Eventually, we pulled up to a wrought iron gate, and my driver braked for a brief moment until the gate’s enchantments responded to my bloodline and opened. We drove onto the grounds, then parked beneath the arched portico.

I stared at the estate through the window and took a few moments to compose myself.

Speaking with my parents always devolved into a battle of wills.

I loved them, but they also exhausted me.

I couldn’t hide in the car all night, though, so I stepped out, adjusted my cuffs, then headed for the front door.
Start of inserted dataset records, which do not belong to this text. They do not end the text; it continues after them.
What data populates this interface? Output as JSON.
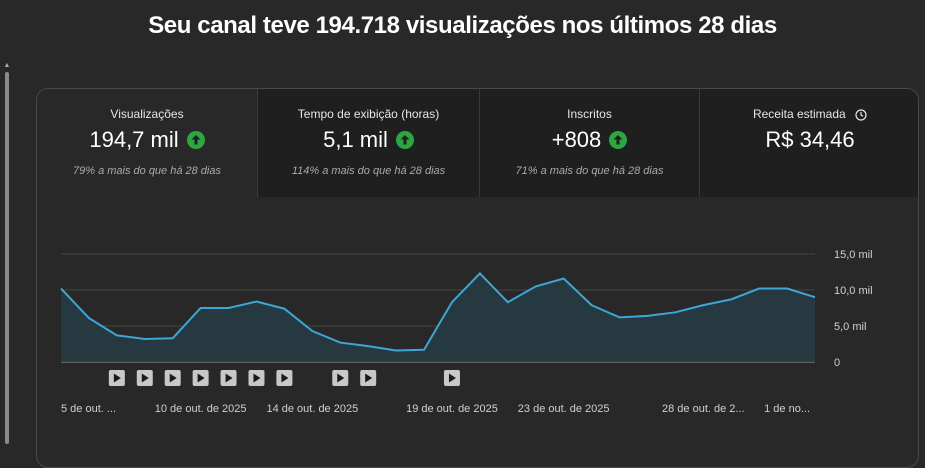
{
  "headline": "Seu canal teve 194.718 visualizações nos últimos 28 dias",
  "metrics": [
    {
      "label": "Visualizações",
      "value": "194,7 mil",
      "note": "79% a mais do que há 28 dias",
      "trend": "up"
    },
    {
      "label": "Tempo de exibição (horas)",
      "value": "5,1 mil",
      "note": "114% a mais do que há 28 dias",
      "trend": "up"
    },
    {
      "label": "Inscritos",
      "value": "+808",
      "note": "71% a mais do que há 28 dias",
      "trend": "up"
    },
    {
      "label": "Receita estimada",
      "value": "R$ 34,46",
      "note": "",
      "trend": ""
    }
  ],
  "colors": {
    "line": "#3ea6d6",
    "area": "#263a42",
    "up": "#2ba640",
    "grid": "#444444"
  },
  "icons": {
    "trend": "arrow-up-circle-icon",
    "info": "clock-icon",
    "video": "video-play-icon"
  },
  "chart_data": {
    "type": "area",
    "title": "",
    "xlabel": "",
    "ylabel": "",
    "ylim": [
      0,
      15000
    ],
    "ytick_labels": [
      "15,0 mil",
      "10,0 mil",
      "5,0 mil",
      "0"
    ],
    "yticks": [
      15000,
      10000,
      5000,
      0
    ],
    "x_tick_labels": [
      "5 de out. ...",
      "10 de out. de 2025",
      "14 de out. de 2025",
      "19 de out. de 2025",
      "23 de out. de 2025",
      "28 de out. de 2...",
      "1 de no..."
    ],
    "x_tick_indices": [
      1,
      5,
      9,
      14,
      18,
      23,
      26
    ],
    "series": [
      {
        "values": [
          10200,
          6100,
          3700,
          3200,
          3300,
          7500,
          7500,
          8400,
          7400,
          4300,
          2700,
          2200,
          1600,
          1700,
          8300,
          12300,
          8300,
          10500,
          11600,
          7900,
          6200,
          6400,
          6900,
          7900,
          8700,
          10200,
          10200,
          9000
        ]
      }
    ],
    "video_markers": [
      2,
      3,
      4,
      5,
      6,
      7,
      8,
      10,
      11,
      14
    ],
    "grid": true
  }
}
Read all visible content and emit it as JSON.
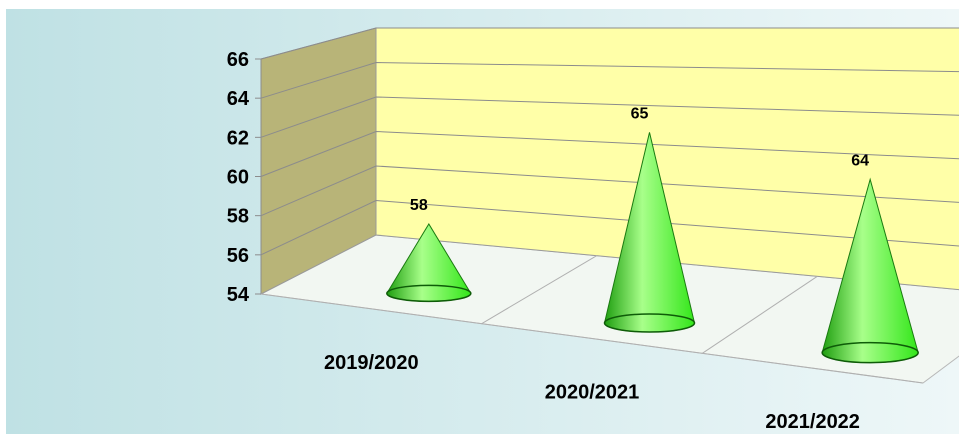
{
  "chart_data": {
    "type": "bar",
    "subtype": "3d-cone",
    "title": "",
    "xlabel": "",
    "ylabel": "",
    "categories": [
      "2019/2020",
      "2020/2021",
      "2021/2022"
    ],
    "values": [
      58,
      65,
      64
    ],
    "data_labels": [
      "58",
      "65",
      "64"
    ],
    "ylim": [
      54,
      66
    ],
    "yticks": [
      "54",
      "56",
      "58",
      "60",
      "62",
      "64",
      "66"
    ],
    "grid": true,
    "legend": "none",
    "colors": {
      "cone": "#33e61a",
      "cone_highlight": "#a8ff8a",
      "cone_shadow": "#1f9e10",
      "back_wall": "#ffffa8",
      "side_wall": "#b8b478",
      "floor": "#f2f7f2",
      "background_left": "#bfe1e4",
      "background_right": "#eef7f8"
    }
  }
}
Before I could knock, it swung open, revealing Henrik, the estate butler.

“Master Lucien,” he intoned, bowing his head respectfully. “Your mother awaits you in the west salon.”

“Not the parlor?” I asked, already moving past him.

“She said the lighting was better in the salon, sir.”

I nodded and began the trek through the foyer and into the hallway that would eventually lead to the west salon. Along the way, I passed every ancestral painting. Every St. Germain since our founding, all the way down to me, my brother, and my two sisters.

Evangeline’s frame, slightly askew from the last time she threw a dagger at it, still hung off-kilter. Astounding that no one had fixed it yet. Or perhaps, and this seemed more likely, my sister kept it purposely off-center, just to annoy our mother. That was her style, after all.

Sebastian’s likeness hung straight, likely purposefully so.

He was the calmest of the four of us. His portrait was also the only one that contained a book, held loosely in his hand at his side.

His expression, serene and thoughtful, mirrored his life exactly.

My mother had always called him the calm to our chaos.

He preferred to study tomes and magical books, and even now was cataloging texts in some dusty old university’s archive.